Observations

Public service pension reforms: an improved structure, but impact on generosity and cost as yet unknown

Date: 10 March 2011
Authors:
Publisher: IFS

Lord Hutton's review of public service pensions contains a number of recommendations. Perhaps the three most important for both the taxpayer and the members of these schemes are:

  • Rights employees have already accrued should be honoured in full;
  • Future accrual should continue to operate on a defined benefit basis but this accrual should be based on the individual's average earnings rather than their final salary;
  • The age at which a full pension should be paid (Normal Pension Age, NPA) should be equal to the State Pension Age (SPA), with the notable exception of the armed forces, police and fire fighters.

What would the impact of a shift from final salary to career average and the planned increases to NPAs be, and what would the whole package do to the overall generosity of public service pension schemes?

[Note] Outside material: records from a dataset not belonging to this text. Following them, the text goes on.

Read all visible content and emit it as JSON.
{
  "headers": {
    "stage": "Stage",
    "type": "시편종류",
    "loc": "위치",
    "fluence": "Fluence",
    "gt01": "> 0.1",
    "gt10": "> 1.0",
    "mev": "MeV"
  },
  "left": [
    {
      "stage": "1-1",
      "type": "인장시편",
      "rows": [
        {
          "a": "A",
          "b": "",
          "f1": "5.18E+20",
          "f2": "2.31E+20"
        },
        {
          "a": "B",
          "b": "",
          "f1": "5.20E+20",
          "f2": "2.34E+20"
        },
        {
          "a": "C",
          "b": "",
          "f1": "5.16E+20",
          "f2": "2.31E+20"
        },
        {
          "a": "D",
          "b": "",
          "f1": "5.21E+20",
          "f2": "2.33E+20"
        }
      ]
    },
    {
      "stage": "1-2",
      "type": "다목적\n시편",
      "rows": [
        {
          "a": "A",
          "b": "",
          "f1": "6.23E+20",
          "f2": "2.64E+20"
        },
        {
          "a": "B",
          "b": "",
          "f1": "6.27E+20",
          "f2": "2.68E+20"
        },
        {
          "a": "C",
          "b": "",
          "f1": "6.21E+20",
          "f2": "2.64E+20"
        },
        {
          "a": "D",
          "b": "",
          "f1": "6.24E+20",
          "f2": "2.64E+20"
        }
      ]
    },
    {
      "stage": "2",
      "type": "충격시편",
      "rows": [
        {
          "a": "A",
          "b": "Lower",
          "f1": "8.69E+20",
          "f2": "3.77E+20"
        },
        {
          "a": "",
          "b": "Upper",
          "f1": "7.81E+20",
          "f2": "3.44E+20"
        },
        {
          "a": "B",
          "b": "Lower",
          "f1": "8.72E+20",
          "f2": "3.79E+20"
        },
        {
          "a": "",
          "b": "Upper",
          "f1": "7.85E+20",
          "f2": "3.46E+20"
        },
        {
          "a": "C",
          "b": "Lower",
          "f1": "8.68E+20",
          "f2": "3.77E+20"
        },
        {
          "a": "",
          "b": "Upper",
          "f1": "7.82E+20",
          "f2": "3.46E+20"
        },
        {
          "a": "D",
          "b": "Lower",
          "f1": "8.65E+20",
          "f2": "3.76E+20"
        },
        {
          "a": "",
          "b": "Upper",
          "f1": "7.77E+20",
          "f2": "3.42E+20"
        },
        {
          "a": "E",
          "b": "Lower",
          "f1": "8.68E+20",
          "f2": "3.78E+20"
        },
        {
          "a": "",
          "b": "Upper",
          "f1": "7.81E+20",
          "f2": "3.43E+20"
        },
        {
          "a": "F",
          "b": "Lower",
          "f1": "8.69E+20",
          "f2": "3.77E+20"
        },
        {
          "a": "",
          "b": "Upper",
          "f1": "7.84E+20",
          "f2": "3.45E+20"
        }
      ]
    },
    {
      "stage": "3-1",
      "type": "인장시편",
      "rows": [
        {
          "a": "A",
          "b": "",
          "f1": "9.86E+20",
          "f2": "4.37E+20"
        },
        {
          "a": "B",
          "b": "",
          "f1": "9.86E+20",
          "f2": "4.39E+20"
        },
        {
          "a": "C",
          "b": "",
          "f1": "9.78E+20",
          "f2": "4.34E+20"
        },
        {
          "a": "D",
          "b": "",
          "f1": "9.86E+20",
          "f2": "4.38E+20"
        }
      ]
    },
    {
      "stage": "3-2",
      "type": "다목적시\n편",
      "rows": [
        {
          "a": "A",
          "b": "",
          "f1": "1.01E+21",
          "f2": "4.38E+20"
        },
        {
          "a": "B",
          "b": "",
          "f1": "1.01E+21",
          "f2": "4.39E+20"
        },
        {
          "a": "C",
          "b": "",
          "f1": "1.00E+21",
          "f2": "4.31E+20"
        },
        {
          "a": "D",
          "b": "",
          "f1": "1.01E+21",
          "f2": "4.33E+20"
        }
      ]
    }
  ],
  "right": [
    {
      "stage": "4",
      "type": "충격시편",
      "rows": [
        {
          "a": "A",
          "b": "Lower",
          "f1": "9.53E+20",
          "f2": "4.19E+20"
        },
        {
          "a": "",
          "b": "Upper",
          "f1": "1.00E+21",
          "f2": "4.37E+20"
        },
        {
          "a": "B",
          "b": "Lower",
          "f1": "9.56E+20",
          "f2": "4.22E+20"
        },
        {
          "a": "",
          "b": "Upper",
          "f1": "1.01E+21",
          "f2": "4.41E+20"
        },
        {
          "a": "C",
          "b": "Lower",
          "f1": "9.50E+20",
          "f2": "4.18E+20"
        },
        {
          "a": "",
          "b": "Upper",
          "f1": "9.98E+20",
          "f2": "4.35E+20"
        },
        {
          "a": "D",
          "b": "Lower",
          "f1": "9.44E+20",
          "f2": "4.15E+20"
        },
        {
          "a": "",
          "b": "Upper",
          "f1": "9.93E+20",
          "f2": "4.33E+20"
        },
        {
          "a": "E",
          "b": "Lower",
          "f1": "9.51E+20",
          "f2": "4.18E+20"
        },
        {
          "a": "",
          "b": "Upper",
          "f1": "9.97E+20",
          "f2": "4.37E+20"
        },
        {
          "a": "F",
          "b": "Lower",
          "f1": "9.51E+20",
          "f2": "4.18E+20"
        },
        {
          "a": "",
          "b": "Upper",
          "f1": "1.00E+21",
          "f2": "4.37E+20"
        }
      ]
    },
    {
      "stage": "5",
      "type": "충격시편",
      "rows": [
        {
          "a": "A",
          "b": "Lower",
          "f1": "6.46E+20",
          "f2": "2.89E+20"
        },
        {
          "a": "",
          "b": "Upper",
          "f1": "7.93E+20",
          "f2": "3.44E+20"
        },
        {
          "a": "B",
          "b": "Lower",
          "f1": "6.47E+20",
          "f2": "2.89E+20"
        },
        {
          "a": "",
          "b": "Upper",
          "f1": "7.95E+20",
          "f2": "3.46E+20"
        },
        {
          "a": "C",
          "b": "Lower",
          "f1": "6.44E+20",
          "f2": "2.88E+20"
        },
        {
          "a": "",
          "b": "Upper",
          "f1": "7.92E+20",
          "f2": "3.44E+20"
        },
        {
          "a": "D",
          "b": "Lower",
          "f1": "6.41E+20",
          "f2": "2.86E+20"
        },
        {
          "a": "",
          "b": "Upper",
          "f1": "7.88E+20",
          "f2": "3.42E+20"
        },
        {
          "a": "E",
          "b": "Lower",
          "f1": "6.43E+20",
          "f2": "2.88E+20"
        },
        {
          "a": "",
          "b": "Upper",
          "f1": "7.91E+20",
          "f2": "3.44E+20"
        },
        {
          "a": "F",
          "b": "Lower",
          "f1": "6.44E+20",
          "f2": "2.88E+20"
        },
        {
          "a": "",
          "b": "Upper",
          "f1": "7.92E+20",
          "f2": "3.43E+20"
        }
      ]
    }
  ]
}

Much commentary on Lord Hutton's report has asserted that career average schemes are necessarily less generous than final salary schemes. But how the generosity of a career average scheme compares to a final salary scheme will depend on how that average is calculated. Lord Hutton has proposed that earnings in each year of an individual's active membership of a public service pension scheme should be revalued in line with average earnings growth. This reform certainly makes the scheme less generous than a final salary scheme to high flyers who would see their salaries increase by more than average earnings, but it will also make the scheme more generous than a final salary scheme to those whose salary grows by less than average earnings. This change might well be deemed sensible: as Lord Hutton's interim report showed public sector workers who experience high salary growth can currently benefit from almost twice as much pension per £1 of pension contributions than those who experience low salary growth. Where these reforms would change the level of remuneration significantly the Pay Review Bodies should consider carefully whether offsetting changes in pay would be appropriate.

The proposal to set the NPA equal to the SPA for most public sector workers does reduce the generosity of the schemes: those affected would typically have to contribute for longer to receive the same pension for fewer years. There are at least two good arguments in favour of such an increase. First, many new members of public service pension schemes already have an NPA of 65 while those who were members of such schemes before the last set of reforms came into force often have an NPA of 60. Aligning these would mean that individuals who were doing the same job, with the same pay, also accrued the same pension regardless of whether they happened to have joined the pension scheme before or after the cut off date set out in the previous reforms. Second, rising longevity led Lord Turner's Pensions Commission to recommend that the SPA should increase in future from 65 to 68 and this proposal was accepted with cross party support. Increasing the NPA in public service pension schemes would seem consistent with this decision, and there is also an attraction in aligning the ages at which an individual can start to receive their state pension and the age at which a full public service pension is available. In addition a formal link between the NPA in public service pension schemes and the SPA would mean that were future Governments to decide to increase the SPA further (presumably in the light of further increases in longevity) then the default would be that this led to an increase in the NPA in public service pensions.

Those in the uniformed services - the armed forces, police and fire fighters - are to have an NPA of 60 for future accrual rather than an NPA equal to the SPA. In some cases this also represents a substantial reduction in the generosity of these schemes (although not in the case of recent entrants to the fire fighters scheme who already face an NPA of 60) although significantly less than had their NPA been increased to the SPA. The desire to provide generous support to these individuals after they leave these careers - in particular where these careers typically can only be pursued up to a relatively young age - is understandable. What is less clear is whether more generous pensions, presumably with an expectation of early retirement, is the best way to provide such support. An alternative that might be more attractive would be to increase the NPA to the SPA for all public sector workers including those in the uniformed services and instead offer some of those leaving the uniformed services specific payments to support a transition into alterative careers. Careful targeting of such payments - for example for retraining and relocation - could offer better value for money for the taxpayer than using universally more generous pension arrangements, and were it deemed appropriate would also allow the payments to some individuals to be significantly more generous.

Overall many features of these reforms recommended by Lord Hutton are welcome. But what these reforms would do overall to the generosity of these schemes to public sector workers will not be known until a decision on other key parameters is announced. This will also affect the cost to the taxpayer of these schemes. In particular, Lord Hutton's report leaves open the choice of accrual rate in these schemes and the level of employee contributions. Once these are known we will be able to assess the extent to which the reforms are leading to an average reduction in the generosity of public service pensions (if that is the case). In addition it will be possible to calculate whether there are likely to be any overall winners - such as low flyers - from the reforms.